Впервые за свои восемнадцать лет оказалась Варя на таком душевном перекрестке, когда и сон в полусон, и мысли о несчетно многом сразу, и в глазах все близкое и дальнее как наяву. И еще успевала слышать она, как неровно дышит мать, как старательно стучит за печкой сверчок, как шебаршится ветерок то ли на крыше, то ли под застрехами над окнами. А потом, под утро уже, смазанно потише — видно, покрепчал сон, — ловила дремным ухом петушиную горлань, мамину возню у печи, стук двери, даже свет, все ярче и ярче заполняющий окна, вроде бы видела, но встать не было сил, слишком их много, знать, ушло за один сумасшедший день, в который уместились и проводы Алеши до самых Дубняков, и большая мойка-уборка на кордоне, и все сердцеломное, что настигло потом здесь, в деревне. Наверное, поднялась бы она помочь матери, нашла бы силы, хотя уже и попривыкла на кордоне вставать поздно (так повелось у них с Алешей: засиживались вечером допоздна, падали в крепкий сон лишь под утро), но сейчас баюкало сознанье, что Петр Петрович и Захар Константинович заедут за ними, как договорились, часов в девять-десять, не раньше, у председателя полно дел в конторе, и можно еще поспать, спа-ать, спа-а…

Мать грохнула на кухоньке ведром, Варя вскинулась, но встать не было сил, она положила голову на подушку и уснула опять, уже спокойно и крепко.

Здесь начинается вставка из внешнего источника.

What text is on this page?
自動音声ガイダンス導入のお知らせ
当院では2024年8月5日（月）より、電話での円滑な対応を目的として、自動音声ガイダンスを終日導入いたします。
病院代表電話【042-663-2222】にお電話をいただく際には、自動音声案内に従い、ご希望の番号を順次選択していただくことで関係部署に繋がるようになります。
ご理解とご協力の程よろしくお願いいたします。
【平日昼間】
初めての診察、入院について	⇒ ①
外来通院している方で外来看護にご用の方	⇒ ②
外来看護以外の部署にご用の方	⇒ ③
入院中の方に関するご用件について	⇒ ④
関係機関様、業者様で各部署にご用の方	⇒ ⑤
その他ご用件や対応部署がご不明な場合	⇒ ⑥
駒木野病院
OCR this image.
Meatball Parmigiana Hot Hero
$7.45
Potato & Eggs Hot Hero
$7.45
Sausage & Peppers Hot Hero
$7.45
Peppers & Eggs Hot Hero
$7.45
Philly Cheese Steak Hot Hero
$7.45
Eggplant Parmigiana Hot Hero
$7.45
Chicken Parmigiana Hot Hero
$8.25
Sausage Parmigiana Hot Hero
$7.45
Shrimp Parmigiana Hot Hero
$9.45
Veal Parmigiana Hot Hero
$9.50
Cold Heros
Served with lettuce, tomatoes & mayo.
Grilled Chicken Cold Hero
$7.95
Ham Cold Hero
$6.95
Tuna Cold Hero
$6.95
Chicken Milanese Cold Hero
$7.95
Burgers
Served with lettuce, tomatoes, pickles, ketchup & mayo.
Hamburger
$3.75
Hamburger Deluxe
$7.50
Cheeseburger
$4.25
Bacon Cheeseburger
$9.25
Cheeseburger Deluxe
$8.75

Когда же проснулась совсем, солнце светило в верхнее стекло окна, почти из-под самой верхней рамы — батюшки, да ведь за полдень проспала! Но вставать все одно не хотелось, очень было истомно лежать и сладко, сгинули куда-то вчерашние страхи и боли. Полежала еще, но скоро мать вошла в избу, сказала без укора и улыбки:

— Вставай уж. Цельный день, что ли, валяться будешь?

— Сейчас, мам, — ответила Варя не шелохнувшись. — А что, Захар Константинович так и не приехал? Обещал же.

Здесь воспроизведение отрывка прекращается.